The question is: There are 219 matches on a table and 2 players , each player can take 1,3 or 4 matches off the table , winner is who takes the last match. is there a winning strategy that guarantees for the second player to always win? .
I can't think of a way to calculate without having to do the recursion myself , now maybe 219 matches isn't that bad but if it was 1000 matches that wouldn't be so efficient.
I'd appreciate the help
When the number of matches is of the form 7$k$ or 7$k$ + 2, the second player wins; otherwise, the first player wins.

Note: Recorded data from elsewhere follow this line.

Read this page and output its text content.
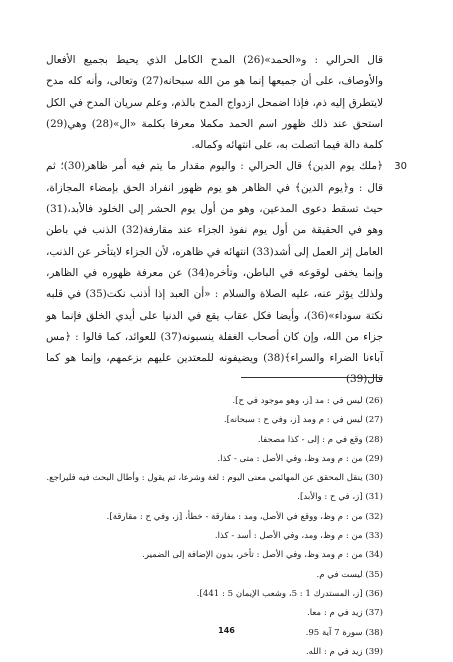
قال الحرالي : و«الحمد»(26) المدح الكامل الذي يحيط بجميع الأفعال والأوصاف، على أن جميعها إنما هو من الله سبحانه(27) وتعالى، وأنه كله مدح لايتطرق إليه ذم، فإذا اضمحل ازدواج المدح بالذم، وعلم سريان المدح في الكل استحق عند ذلك ظهور اسم الحمد مكملا معرفا بكلمة «ال»(28) وهي(29) كلمة دالة فيما اتصلت به، على انتهائه وكماله.

30

﴿ملك يوم الدين﴾ قال الحرالي : واليوم مقدار ما يتم فيه أمر ظاهر(30)؛ ثم قال : و﴿يوم الدين﴾ في الظاهر هو يوم ظهور انفراد الحق بإمضاء المجازاة، حيث تسقط دعوى المدعين، وهو من أول يوم الحشر إلى الخلود فالأبد،(31) وهو في الحقيقة من أول يوم نفوذ الجزاء عند مقارفة(32) الذنب في باطن العامل إثر العمل إلى أشد(33) انتهائه في ظاهره، لأن الجزاء لايتأخر عن الذنب، وإنما يخفى لوقوعه في الباطن، وتأخره(34) عن معرفة ظهوره في الظاهر، ولذلك يؤثر عنه، عليه الصلاة والسلام : «أن العبد إذا أذنب نكت(35) في قلبه نكتة سوداء»(36)، وأيضا فكل عقاب يقع في الدنيا على أيدي الخلق فإنما هو جزاء من الله، وإن كان أصحاب الغفلة ينسبونه(37) للعوائد، كما قالوا : ﴿مس آباءنا الضراء والسراء﴾(38) ويضيفونه للمعتدين عليهم بزعمهم، وإنما هو كما قال(39)

(26) ليس في : مد [ز، وهو موجود في ح].

(27) ليس في : م ومد [ز، وفي ح : سبحانه].

(28) وقع في م : إلى - كذا مصحفا.

(29) من : م ومد وظ، وفي الأصل : متى - كذا.

(30) ينقل المحقق عن المهائمي معنى اليوم : لغة وشرعا، ثم يقول : وأطال البحث فيه فليراجع.

(31) [ز، في ح : والأبد].

(32) من : م وظ، ووقع في الأصل، ومد : مفارقة - خطأ، [ز، وفي ح : مقارقة].

(33) من : م وظ، ومد، وفي الأصل : أسد - كذا.

(34) من : م ومد وظ، وفي الأصل : تأخر، بدون الإضافة إلى الضمير.

(35) ليست في م.

(36) [ز، المستدرك 1 : 5، وشعب الإيمان 5 : 441].

(37) زيد في م : معا.

(38) سورة 7 آية 95.

(39) زيد في م : الله.

146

I cannot claim to have an intuition of why this should be so, but once you write the program and notice the pattern, it is easy to prove by induction.
#include <stdio.h>
#define MAX_N 100
bool w[MAX_N]; /* true = player 1 wins; false = player 2 wins */
int main() {
w[1] = true;
w[2] = false;
w[3] = true;
w[4] = true;
for (int i = 5; i < MAX_N; i++) {
w[i] = !w[i - 1] || !w[i - 3] || !w[i - 4];
if (!w[i]) {
printf("Player 2 wins for n=%d\n", i);
}
}
}
The program basically hard-codes the trivial cases, then says "Player 1 wins if and only if there exists a move that takes the game into a state where Player 2 wins". Output:
Player 2 wins for n=7
Player 2 wins for n=9
Player 2 wins for n=14
Player 2 wins for n=16
Player 2 wins for n=21
Player 2 wins for n=23
Player 2 wins for n=28
Player 2 wins for n=30
...